La souveraineté technologique est devenue l’un des enjeux les plus sensibles de notre époque. À l’heure où les technologies critiques façonnent nos économies, nos systèmes de défense, notre santé et nos communications, la capacité d’un pays ou d’une région à maîtriser ses propres choix technologiques ne relève plus du luxe mais d’une impérieuse nécessité. Dans ce contexte, deux visions s’affrontent ou se complètent : le multilatéralisme et la multipolarité.

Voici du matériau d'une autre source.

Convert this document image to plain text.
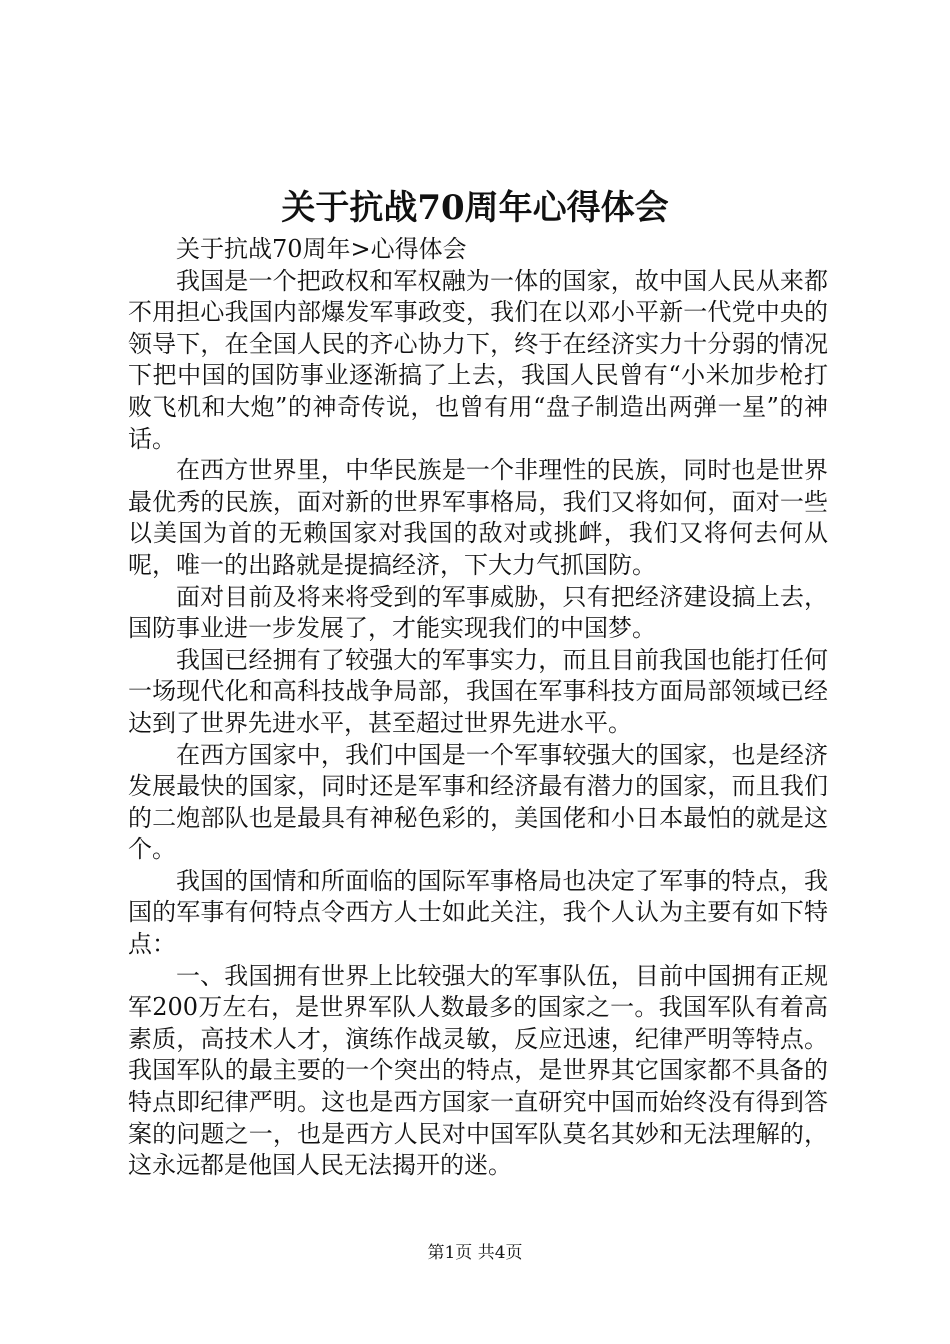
关于抗战70周年心得体会

关于抗战70周年>心得体会

我国是一个把政权和军权融为一体的国家，故中国人民从来都不用担心我国内部爆发军事政变，我们在以邓小平新一代党中央的领导下，在全国人民的齐心协力下，终于在经济实力十分弱的情况下把中国的国防事业逐渐搞了上去，我国人民曾有“小米加步枪打败飞机和大炮”的神奇传说，也曾有用“盘子制造出两弹一星”的神话。

在西方世界里，中华民族是一个非理性的民族，同时也是世界最优秀的民族，面对新的世界军事格局，我们又将如何，面对一些以美国为首的无赖国家对我国的敌对或挑衅，我们又将何去何从呢，唯一的出路就是提搞经济，下大力气抓国防。

面对目前及将来将受到的军事威胁，只有把经济建设搞上去，国防事业进一步发展了，才能实现我们的中国梦。

我国已经拥有了较强大的军事实力，而且目前我国也能打任何一场现代化和高科技战争局部，我国在军事科技方面局部领域已经达到了世界先进水平，甚至超过世界先进水平。

在西方国家中，我们中国是一个军事较强大的国家，也是经济发展最快的国家，同时还是军事和经济最有潜力的国家，而且我们的二炮部队也是最具有神秘色彩的，美国佬和小日本最怕的就是这个。

我国的国情和所面临的国际军事格局也决定了军事的特点，我国的军事有何特点令西方人士如此关注，我个人认为主要有如下特点：

一、我国拥有世界上比较强大的军事队伍，目前中国拥有正规军200万左右，是世界军队人数最多的国家之一。我国军队有着高素质，高技术人才，演练作战灵敏，反应迅速，纪律严明等特点。我国军队的最主要的一个突出的特点，是世界其它国家都不具备的特点即纪律严明。这也是西方国家一直研究中国而始终没有得到答案的问题之一，也是西方人民对中国军队莫名其妙和无法理解的，这永远都是他国人民无法揭开的迷。

第1页 共4页
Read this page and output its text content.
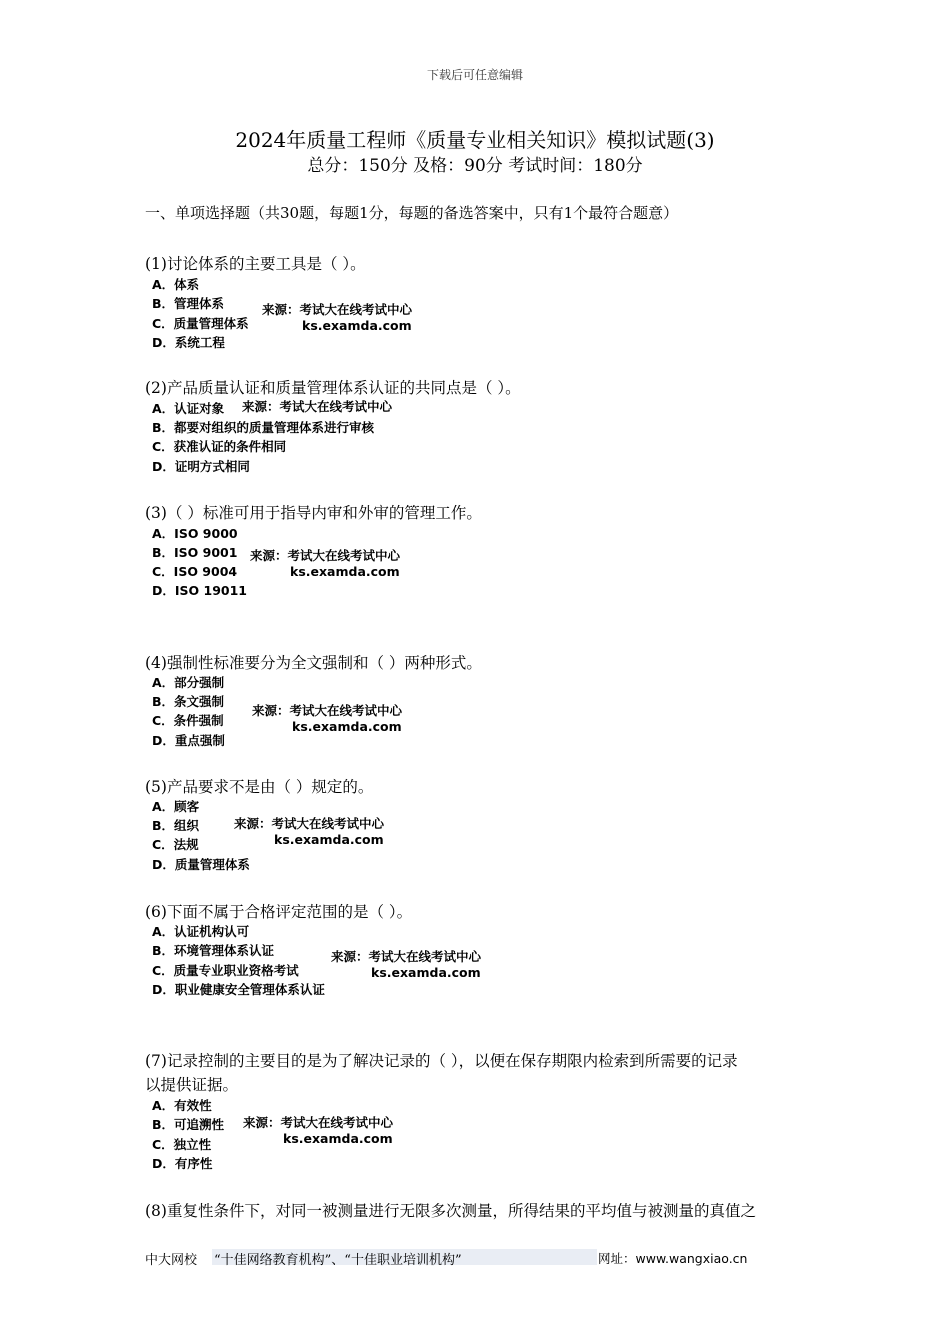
下载后可任意编辑
2024年质量工程师《质量专业相关知识》模拟试题(3)
总分：150分 及格：90分 考试时间：180分
一、单项选择题（共30题，每题1分，每题的备选答案中，只有1个最符合题意）
(1)讨论体系的主要工具是（ ）。
A．体系
B．管理体系
C．质量管理体系
D．系统工程
来源：考试大在线考试中心
ks.examda.com
(2)产品质量认证和质量管理体系认证的共同点是（ ）。
A．认证对象
B．都要对组织的质量管理体系进行审核
C．获准认证的条件相同
D．证明方式相同
来源：考试大在线考试中心
(3)（ ）标准可用于指导内审和外审的管理工作。
A．ISO 9000
B．ISO 9001
C．ISO 9004
D．ISO 19011
来源：考试大在线考试中心
ks.examda.com
(4)强制性标准要分为全文强制和（ ）两种形式。
A．部分强制
B．条文强制
C．条件强制
D．重点强制
来源：考试大在线考试中心
ks.examda.com
(5)产品要求不是由（ ）规定的。
A．顾客
B．组织
C．法规
D．质量管理体系
来源：考试大在线考试中心
ks.examda.com
(6)下面不属于合格评定范围的是（ ）。
A．认证机构认可
B．环境管理体系认证
C．质量专业职业资格考试
D．职业健康安全管理体系认证
来源：考试大在线考试中心
ks.examda.com
(7)记录控制的主要目的是为了解决记录的（ ），以便在保存期限内检索到所需要的记录
以提供证据。
A．有效性
B．可追溯性
C．独立性
D．有序性
来源：考试大在线考试中心
ks.examda.com
(8)重复性条件下，对同一被测量进行无限多次测量，所得结果的平均值与被测量的真值之
中大网校 “十佳网络教育机构”、“十佳职业培训机构”	网址：www.wangxiao.cn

Le “multilatéralisme technologique” repose sur la coopération institutionnelle entre États et organisations internationales pour définir des standards, garantir des flux d’innovation ouverts et construire des chaînes de valeur résilientes. C’est l’héritage des grands accords post-Seconde Guerre mondiale, nourri par l’idée que les défis technologiques – cybersécurité, intelligence artificielle, santé numérique – nécessitent des règles partagées. Le multilatéralisme favorise les alliances et les partenariats, à l’image du CERN ou du programme Horizon Europe. Mais il suppose une confiance mutuelle et un alignement des valeurs qui se fragilisent dans un monde géopolitiquement tendu.
La “multipolarité technologique”, en revanche, reflète la montée en puissance d’acteurs régionaux ou nationaux qui entendent façonner leur propre écosystème de recherche, de production et de régulation. L’Europe rêve d’autonomie stratégique, la Chine construit ses standards, les États-Unis verrouillent l’accès à certaines technologies clés. Cette multipolarité s’appuie sur une logique de blocs, où chaque pôle cherche à réduire sa dépendance, quitte à fragmenter l’espace numérique et scientifique mondial.
Entre la promesse d’un multilatéralisme coordonné et la réalité d’une multipolarité compétitive, la souveraineté technologique devient un exercice d’équilibriste. Trop d’ouverture expose à la dépendance. Trop de repli freine l’innovation. La voie à suivre réside peut-être dans une “souveraineté connectée” : savoir choisir ses interdépendances, bâtir des alliances fortes mais lucides, et investir dans ses propres capacités d’innovation sans céder à l’illusion de l’autarcie.
Ce sujet est au cœur des réflexions actuelles de la SATW (Académie suisse des sciences techniques) et fera l’objet d’un approfondissement lors des journées de réflexion du 22 août prochain.
La discussion sera conduite en présence d’acteurs majeurs de la souveraineté technologique, parmi lesquels le Prof. Dr. Jan Wörner, Président sortant d’acatech et ancien directeur général de l’ESA, le Divisionnaire Claude Meier et M. Ruedi Minsch, économiste en chef d’economiesuisse.